Now, politics has always had an uneasy alliance with the propriety of language, bending it to its will as any situation may have seen fit. The distinction between economic sovereignty, and other sovereignty, one supposes, is that while we’re not necessarily allowed to award pay rises to civil servants, we are still permitted to invade England. At least we have that, I guess. Of course, the extent to which we are – truly – permitted to invade England is limited in exactly the same way as our freedom to spend money has been limited. It is not a flat prohibition on action through coercive or other power that has limited what Ireland as a State can do; it is the threat of exclusion from international systems upon which we have become irrevocably dependent that limits our action.

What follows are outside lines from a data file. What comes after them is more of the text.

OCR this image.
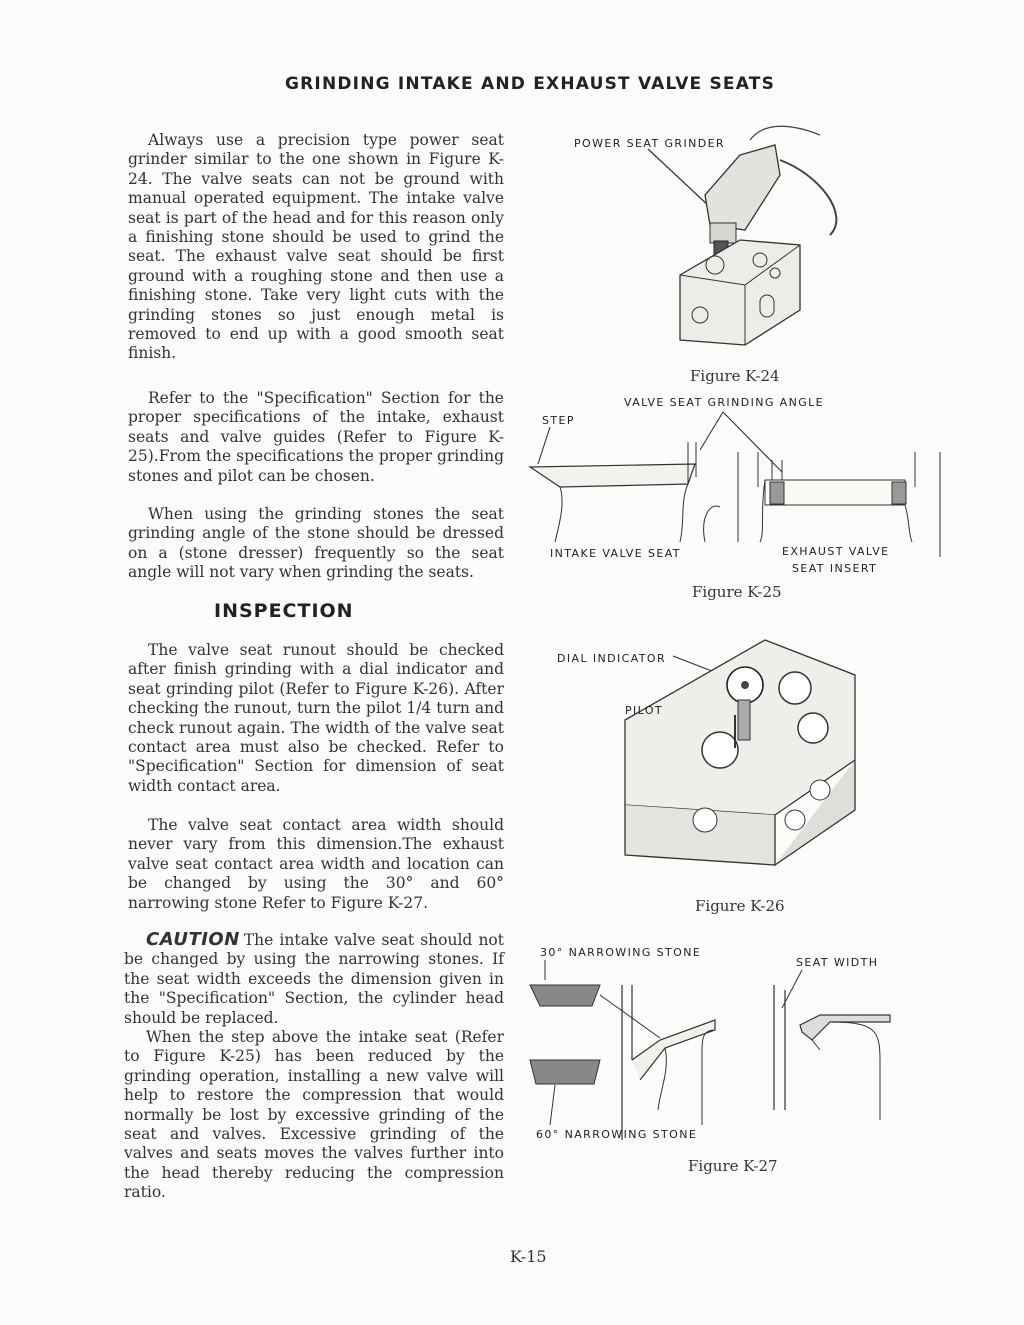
GRINDING INTAKE AND EXHAUST VALVE SEATS

Always use a precision type power seat grinder similar to the one shown in Figure K-24. The valve seats can not be ground with manual operated equipment. The intake valve seat is part of the head and for this reason only a finishing stone should be used to grind the seat. The exhaust valve seat should be first ground with a roughing stone and then use a finishing stone. Take very light cuts with the grinding stones so just enough metal is removed to end up with a good smooth seat finish.

Refer to the "Specification" Section for the proper specifications of the intake, exhaust seats and valve guides (Refer to Figure K-25).From the specifications the proper grinding stones and pilot can be chosen.

When using the grinding stones the seat grinding angle of the stone should be dressed on a (stone dresser) frequently so the seat angle will not vary when grinding the seats.

INSPECTION

The valve seat runout should be checked after finish grinding with a dial indicator and seat grinding pilot (Refer to Figure K-26). After checking the runout, turn the pilot 1/4 turn and check runout again. The width of the valve seat contact area must also be checked. Refer to "Specification" Section for dimension of seat width contact area.

The valve seat contact area width should never vary from this dimension.The exhaust valve seat contact area width and location can be changed by using the 30° and 60° narrowing stone Refer to Figure K-27.

CAUTION The intake valve seat should not be changed by using the narrowing stones. If the seat width exceeds the dimension given in the "Specification" Section, the cylinder head should be replaced.

When the step above the intake seat (Refer to Figure K-25) has been reduced by the grinding operation, installing a new valve will help to restore the compression that would normally be lost by excessive grinding of the seat and valves. Excessive grinding of the valves and seats moves the valves further into the head thereby reducing the compression ratio.

POWER SEAT GRINDER
Figure K-24
VALVE SEAT GRINDING ANGLE
STEP
INTAKE VALVE SEAT	EXHAUST VALVE
SEAT INSERT
Figure K-25
DIAL INDICATOR
PILOT
Figure K-26
30° NARROWING STONE
SEAT WIDTH
60° NARROWING STONE
Figure K-27
K-15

North Korea is probably the most sovereign nation on earth. It is the only country that I can think of that is not beholden to anyone – even the Chinese – and is therefore genuinely free. It is also of course extremely poor. Francis Fukuyama thought we’d cracked it in 1989 with his End of History, where he argued that Liberal Democracy was the ultimate infrastructure for the expression of human freedom, a point that seemed to attract extraordinary emphasis when shortly after publication, the Berlin Wall came down. However, the clear rebuke from Africa and Asia and the Middle East through the late 1990s and past September 11th demonstrated that such an aspiration was not at all universal. Our questioning of what it means to be free continues; Rousseau’s Social Contract began with the words ‘man is born free, but he is everywhere in chains.’ Marx saw freedom as a social thing, and then Rand flipped it back again to the individualistic, narcissistic and violent self-interest, a personalised Smithian marketplace. We’re still not sure what it is; but sovereignty is the national view of freedom.
Donal Donovan and Raffique Mottiar in an opinion piece in the Irish Times last December captured it well. Pretty much since the end of the second world war, and particularly when Sean Lemass championed the opening of the Irish economy, ultimately leading to the European Economic Community and Monetary Union, had abdicated its sovereignty. Ireland had decided to join the community of nations, to pool its resources with the great and the not so great countries of the world in an attempt at some great cosmopolitan ideal. Just as the United Nations and its associated infrastructure sought to bring the world closer together and minimise the prospects for future wars, so the European Project did the same at a regional level. Ireland does not control her own destiny any more, and has not done for many years. Ireland instead has created the space within which her citizens can express themselves on a broader, global stage.
Sovereignty, then, is an irrelevance, a distraction. It no longer has currency (in the case of Ireland, that is quite literally true!) in the discourse of international affairs. When we consider the legitimacy of Ireland, and more generally the legitimacy of States, it is not so much a consideration of whether the institutions of the state are entitled or empowered to wield the sovereignty of the State in external affairs; rather, it is about representation, negotiation, and presentation. We will not unilaterally go to war; we will not unilaterally default on our sovereign debts; we will not act unilaterally. Rather, we will seek to influence and cajole, to bargain and to persuade, and to use our good offices, our resources, and our diaspora to sway the currents of international affairs in order that those currents carry us to a favourable place.